Asuka Honda, Associate Director of CBRE Research
Global Investment Market
2018 sets record for global investment, driven by strong U.S. market
Global commercial real estate (CRE) investment volume was up 5% from 2017 to US$1.03 trillion in fixed exchange rates. 2018 has surpassed 2015 as the best year for global investment volume in the current cycle starting in 2010. In the second half of 2018, global investors turned to the U.S. for yield sourcing and fairly-priced M&A opportunities. The U.S., accounting for 52% of global transactions, registered 15% growth in annual investment volume (including entity-level transactions). EMEA investment volume was US$ 357 billion which matched 2017’s high volume, with Europe up by 1%. Asia Pacific went through a sluggish year with investment volume down by 11% to US$ 125 billion. Softness prevailed in Asia Pacific, but investment picked up pace in the fourth quarter.
Japan Investment Market (Figure 1)
2018 transaction volume fell by 27% y-o-y to JPY 3.0 trillion, mainly due to fewer big ticket deals
Commercial real estate transaction volume in 2018 (deals worth JPY 1.0 billion or more, excluding land transactions and J-REITs’ property acquisitions via IPO) fell by 27% y-o-y to JPY 3.0 trillion. This was mainly due to a drop in the number of transactions, primarily large deals. While the total number of transactions in 2018 fell by 17% y-o-y, the number of transactions exceeding JPY 30 billion decreased by 52% y-o-y. These large transactions accounted for 22% of total deals, down sharply from the previous year (41%).
Expected Yields (Figure 2)
Expected yields for hotels, logistics, and retail in Tokyo at record lows
CBRE's latest cap rate survey in January 2019 found that average 2 expected yield (NOI 3 basis) in Tokyo fell q-o-q for three asset types, including hotels (management contract), logistics (Tokyo Bay Area) and retail (Ginza Chuo-dori). ). In fact, record low yields were recorded for these three assets. Expected yields for regional offices dropped in Osaka and Hiroshima by 4bps and 5bps, respectively. In both cities, the yields are at their lowest levels since the survey began.
CBRE Tankan Survey (Figure 3)
Investor appetite running high, due to favorable funding environment
CBRE's Tankan Survey of Tokyo Grade A office buildings conducted in January 2019 found that the DI for "stance on investment and loans" dropped by 1 point q-o-q to 26, only because of a rise in those answering "maintaining the current level". The proportion of those answering "restrained" has remained under 3% since April 2017. With regards logistics facilities (Greater Tokyo, multi-tenant type), the DI for stance on investment and loans improved by 4 points y-o-y to 28.
Noteworthy Trends
Property prices at a high, continued gap between prices expected by buyers and sellers.
With property prices at a high, lenders and investors (buyers) appear to be taking a more selective approach to properties.

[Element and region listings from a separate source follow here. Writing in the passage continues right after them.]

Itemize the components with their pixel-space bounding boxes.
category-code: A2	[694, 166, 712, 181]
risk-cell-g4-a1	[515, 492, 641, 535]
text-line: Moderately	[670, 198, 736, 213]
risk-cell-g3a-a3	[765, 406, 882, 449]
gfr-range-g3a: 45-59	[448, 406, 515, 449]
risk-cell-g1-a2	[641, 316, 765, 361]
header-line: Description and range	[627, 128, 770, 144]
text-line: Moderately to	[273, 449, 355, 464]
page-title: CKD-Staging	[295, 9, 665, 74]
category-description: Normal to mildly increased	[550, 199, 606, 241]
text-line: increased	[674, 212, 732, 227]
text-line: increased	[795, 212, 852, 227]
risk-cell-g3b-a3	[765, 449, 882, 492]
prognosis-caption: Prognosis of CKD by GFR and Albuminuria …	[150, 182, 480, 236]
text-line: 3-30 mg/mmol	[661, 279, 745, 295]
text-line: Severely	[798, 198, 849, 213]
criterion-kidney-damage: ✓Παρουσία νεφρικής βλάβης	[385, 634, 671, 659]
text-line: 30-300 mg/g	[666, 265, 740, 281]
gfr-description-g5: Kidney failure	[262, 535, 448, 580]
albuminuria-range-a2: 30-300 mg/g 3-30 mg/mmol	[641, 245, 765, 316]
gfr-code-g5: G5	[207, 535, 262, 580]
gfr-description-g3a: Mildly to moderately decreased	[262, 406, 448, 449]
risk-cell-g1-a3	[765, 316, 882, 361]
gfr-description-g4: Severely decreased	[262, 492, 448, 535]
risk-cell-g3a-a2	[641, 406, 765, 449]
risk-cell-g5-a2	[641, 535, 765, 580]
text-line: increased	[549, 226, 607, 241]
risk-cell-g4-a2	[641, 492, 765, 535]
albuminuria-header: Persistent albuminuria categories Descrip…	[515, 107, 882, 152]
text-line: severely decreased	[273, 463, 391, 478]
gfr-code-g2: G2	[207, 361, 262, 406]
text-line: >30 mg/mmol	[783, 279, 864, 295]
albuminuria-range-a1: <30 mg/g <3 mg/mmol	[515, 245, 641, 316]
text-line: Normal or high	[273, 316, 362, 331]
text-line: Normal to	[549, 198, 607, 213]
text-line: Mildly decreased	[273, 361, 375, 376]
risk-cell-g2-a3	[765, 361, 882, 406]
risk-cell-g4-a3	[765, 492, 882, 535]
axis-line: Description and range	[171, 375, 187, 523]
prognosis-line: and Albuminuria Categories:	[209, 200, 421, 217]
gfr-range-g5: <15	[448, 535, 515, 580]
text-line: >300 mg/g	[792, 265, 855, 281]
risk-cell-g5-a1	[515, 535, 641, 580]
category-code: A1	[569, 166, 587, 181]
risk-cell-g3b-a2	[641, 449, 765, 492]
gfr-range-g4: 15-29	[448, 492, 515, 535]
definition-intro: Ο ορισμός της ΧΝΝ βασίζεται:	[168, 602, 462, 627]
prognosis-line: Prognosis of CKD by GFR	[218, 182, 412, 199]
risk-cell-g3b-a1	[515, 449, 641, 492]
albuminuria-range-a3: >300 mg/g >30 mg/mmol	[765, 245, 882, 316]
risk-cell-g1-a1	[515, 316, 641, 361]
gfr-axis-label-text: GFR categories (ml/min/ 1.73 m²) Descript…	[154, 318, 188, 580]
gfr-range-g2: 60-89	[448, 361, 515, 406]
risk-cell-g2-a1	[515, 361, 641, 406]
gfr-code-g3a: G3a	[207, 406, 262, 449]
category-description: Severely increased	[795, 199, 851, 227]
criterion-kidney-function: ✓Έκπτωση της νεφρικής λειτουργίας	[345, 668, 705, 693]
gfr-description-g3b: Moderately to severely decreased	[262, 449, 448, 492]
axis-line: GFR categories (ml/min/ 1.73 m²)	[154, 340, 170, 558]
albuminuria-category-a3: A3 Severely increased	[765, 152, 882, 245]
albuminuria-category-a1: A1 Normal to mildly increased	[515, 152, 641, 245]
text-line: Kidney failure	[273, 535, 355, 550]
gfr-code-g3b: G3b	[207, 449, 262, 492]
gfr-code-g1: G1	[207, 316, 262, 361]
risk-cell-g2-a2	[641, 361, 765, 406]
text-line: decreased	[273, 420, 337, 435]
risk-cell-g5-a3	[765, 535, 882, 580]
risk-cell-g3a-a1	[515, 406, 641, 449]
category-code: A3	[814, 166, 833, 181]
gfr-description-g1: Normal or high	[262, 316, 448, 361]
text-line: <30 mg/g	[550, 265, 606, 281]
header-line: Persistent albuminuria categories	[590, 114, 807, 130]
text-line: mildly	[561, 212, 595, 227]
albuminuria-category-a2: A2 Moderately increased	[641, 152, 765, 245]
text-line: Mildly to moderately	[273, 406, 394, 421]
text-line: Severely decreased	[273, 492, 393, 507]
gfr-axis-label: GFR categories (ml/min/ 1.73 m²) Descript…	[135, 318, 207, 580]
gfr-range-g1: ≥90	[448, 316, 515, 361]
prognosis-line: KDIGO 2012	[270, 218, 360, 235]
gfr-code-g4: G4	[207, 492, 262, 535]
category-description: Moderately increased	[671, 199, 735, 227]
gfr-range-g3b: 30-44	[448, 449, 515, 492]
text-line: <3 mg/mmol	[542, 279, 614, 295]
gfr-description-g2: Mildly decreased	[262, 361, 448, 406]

Meanwhile, given the scarcity of quality properties, cap rates being sought by
sellers remain low. Thus it is taking more time to reach agreement on transactions, and the situation
is unlikely to change any time soon. Investors are likely to be increasingly drawn to prime properties
in regional areas where the yields are still relatively high and there is further upside in office rents.